Swin-UNETR: Transformer U-Net for 3D Segmentation

Updated 22 January 2026

Swin-UNETR is a hybrid architecture that integrates a hierarchical Swin Transformer encoder with a U-shaped CNN decoder for accurate 3D segmentation.
It utilizes windowed and shifted-window self-attention to capture both multi-scale features and long-range dependencies for precise boundary localization.
The framework supports self-supervised pre-training and transfer learning, achieving state-of-the-art performance across diverse biomedical and geoscience applications.
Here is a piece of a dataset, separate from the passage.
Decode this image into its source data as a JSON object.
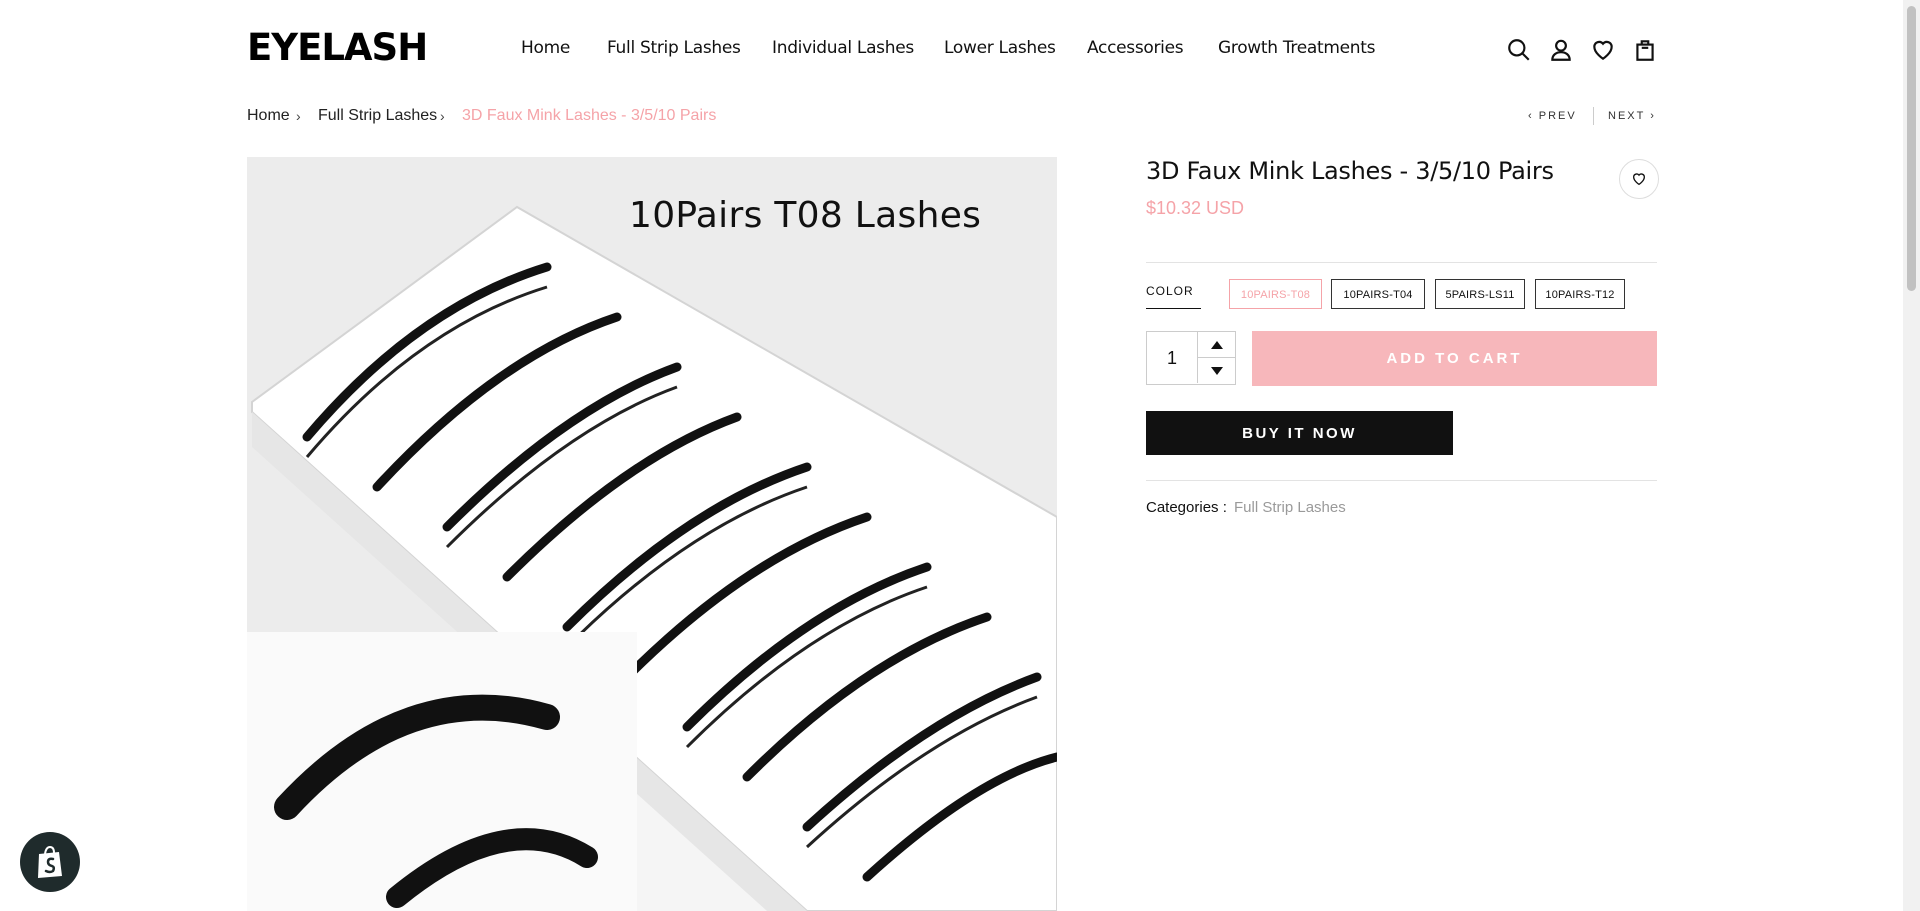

Swin-UNETR is a hierarchical, windowed-attention Transformer architecture integrated into a U-shaped encoder–decoder segmentation framework. It leverages the Swin Transformer as its encoder, capturing both long-range dependencies and multi-scale features, while connecting to a CNN-based decoder via skip connections for dense prediction tasks in 3D volumes. Originally proposed to address the limitations of fully convolutional networks—namely, their restricted receptive field and reduced capacity for modeling global context—Swin-UNETR has become a state-of-the-art backbone for volumetric segmentation, denoising, super-resolution, and dense error map estimation across diverse biomedical and geoscience domains (Hatamizadeh et al., 2022, Tang et al., 2021, Sadikov et al., 2023, Kakavand et al., 2023, Kakavand et al., 2024).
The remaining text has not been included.